Would someone mind clearing this up for me?
Thanks again
-Madcap

Best Answers

  • varunm1
    varunm1 New Altair Community Member
    edited March 2019 Answer ✓
    Hello @Madcap

    Normalizing puts values into a specific range, True. Actually, it keeps all the predictor's values in the same range for example 0 to 1. ML and statistic models consider that data is distributed normally. The main use of normalization is when we have predictors (Attributes) whose scales (Ranges) vary a lot. For example, If we have an attribute that has values between 0 to 10 and another attribute that has values between 1000 and 10000 in the dataset this causes the algorithm to think that the attribute with higher values (1000 to 10000) is a supporting predictor. This might not be true in reality.

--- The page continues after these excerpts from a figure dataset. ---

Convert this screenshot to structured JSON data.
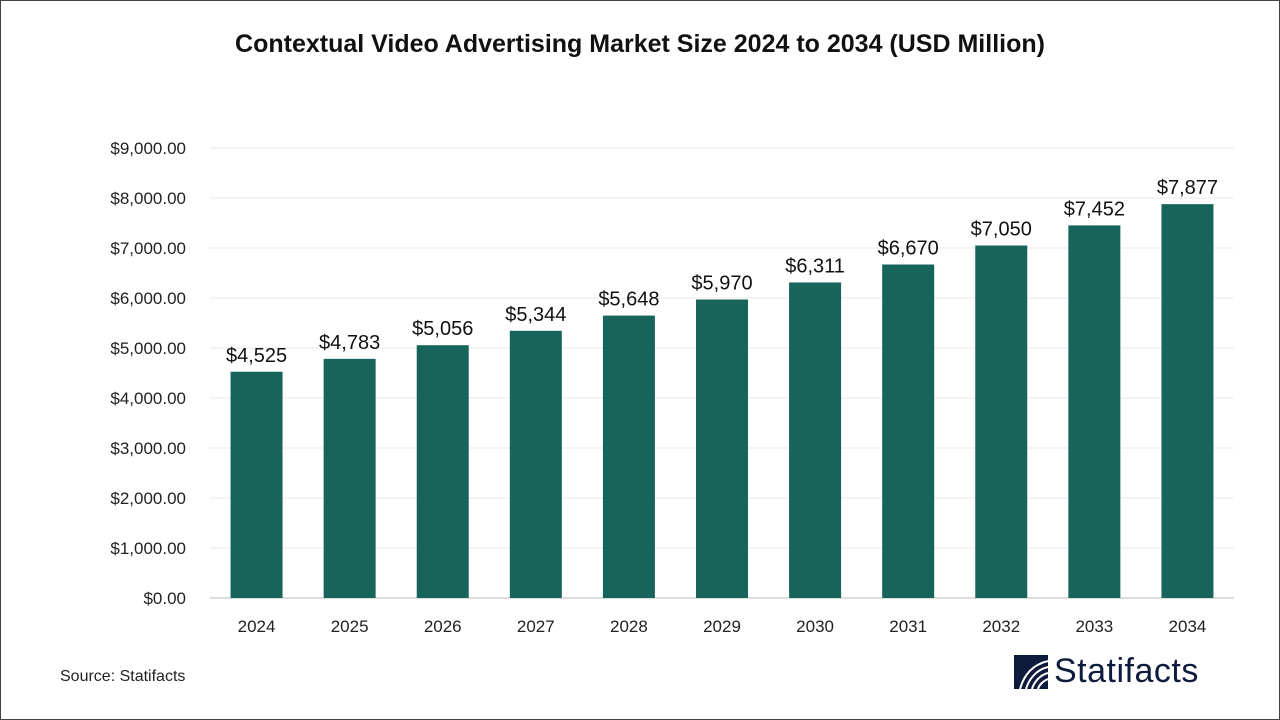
{
  "chart_data": {
    "type": "bar",
    "title": "Contextual Video Advertising Market Size 2024 to 2034 (USD Million)",
    "xlabel": "",
    "ylabel": "",
    "categories": [
      "2024",
      "2025",
      "2026",
      "2027",
      "2028",
      "2029",
      "2030",
      "2031",
      "2032",
      "2033",
      "2034"
    ],
    "values": [
      4525,
      4783,
      5056,
      5344,
      5648,
      5970,
      6311,
      6670,
      7050,
      7452,
      7877
    ],
    "data_labels": [
      "$4,525",
      "$4,783",
      "$5,056",
      "$5,344",
      "$5,648",
      "$5,970",
      "$6,311",
      "$6,670",
      "$7,050",
      "$7,452",
      "$7,877"
    ],
    "yticks": [
      0,
      1000,
      2000,
      3000,
      4000,
      5000,
      6000,
      7000,
      8000,
      9000
    ],
    "ytick_labels": [
      "$0.00",
      "$1,000.00",
      "$2,000.00",
      "$3,000.00",
      "$4,000.00",
      "$5,000.00",
      "$6,000.00",
      "$7,000.00",
      "$8,000.00",
      "$9,000.00"
    ],
    "ylim": [
      0,
      9000
    ],
    "grid": true,
    "bar_color": "#17645a"
  },
  "footer": {
    "source": "Source: Statifacts",
    "logo_text": "Statifacts",
    "logo_color": "#0f1b3d"
  }
}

For this reason, we consider normalization so that all the attributes are normally distributed during training and based on the statistical significance they will be given priority. This will support stable convergence of an algorithm
  • IngoRM
    IngoRM New Altair Community Member
    Answer ✓
    Just to add to the great explanation of @varunm1: Normalization is especially important for all distance-based learners like k-NN.  Without normalization, attributes with a very large range would simply overwhelm other attributes with smaller ranges.  Not because they are actually more important as predictors, simply because they have a bigger range.  For other learning schemes, e.g. Decision Tree, this does not matter and in fact I would recommend against normalization (in most cases), since it changes the range of your input data and reduces understandability of the model to somebody who is familiar with the application domain.
    Hope this helps,
    Ingo

Answers

  • varunm1
    varunm1 New Altair Community Member
    edited March 2019 Answer ✓
    Hello @Madcap

    Normalizing puts values into a specific range, True. Actually, it keeps all the predictor's values in the same range for example 0 to 1. ML and statistic models consider that data is distributed normally. The main use of normalization is when we have predictors (Attributes) whose scales (Ranges) vary a lot. For example, If we have an attribute that has values between 0 to 10 and another attribute that has values between 1000 and 10000 in the dataset this causes the algorithm to think that the attribute with higher values (1000 to 10000) is a supporting predictor. This might not be true in reality. For this reason, we consider normalization so that all the attributes are normally distributed during training and based on the statistical significance they will be given priority. This will support stable convergence of an algorithm
  • Madcap
    Madcap New Altair Community Member
    Thanks a lot for your help on this and past questions! @varunm1
    Very helpful
  • IngoRM
    IngoRM New Altair Community Member
    Answer ✓
    Just to add to the great explanation of @varunm1: Normalization is especially important for all distance-based learners like k-NN.  Without normalization, attributes with a very large range would simply overwhelm other attributes with smaller ranges.  Not because they are actually more important as predictors, simply because they have a bigger range.  For other learning schemes, e.g. Decision Tree, this does not matter and in fact I would recommend against normalization (in most cases), since it changes the range of your input data and reduces understandability of the model to somebody who is familiar with the application domain.
    Hope this helps,
    Ingo
  • Madcap
    Madcap New Altair Community Member
    Thank @IngoRM that is helpful. I had been creating my decisions trees and rule models etc, with normalised data mainly because in the tutorials I had done it. I definitely understand the readability aspect of it as I found myself trying to uncover what a standardised value actually represented.

    Thanks again
    -Madcap
  • Telcontar120
    Telcontar120 New Altair Community Member
    Just a clarifying note that normalization doesn't actually change the distribution of the underlying variables itself, but it does change their range.  In spite of the name, normalization doesn't magically transform underlying data into a "normal" distribution.  So you still might need to worry about outlier detection and removal techniques depending on the actual data you are using.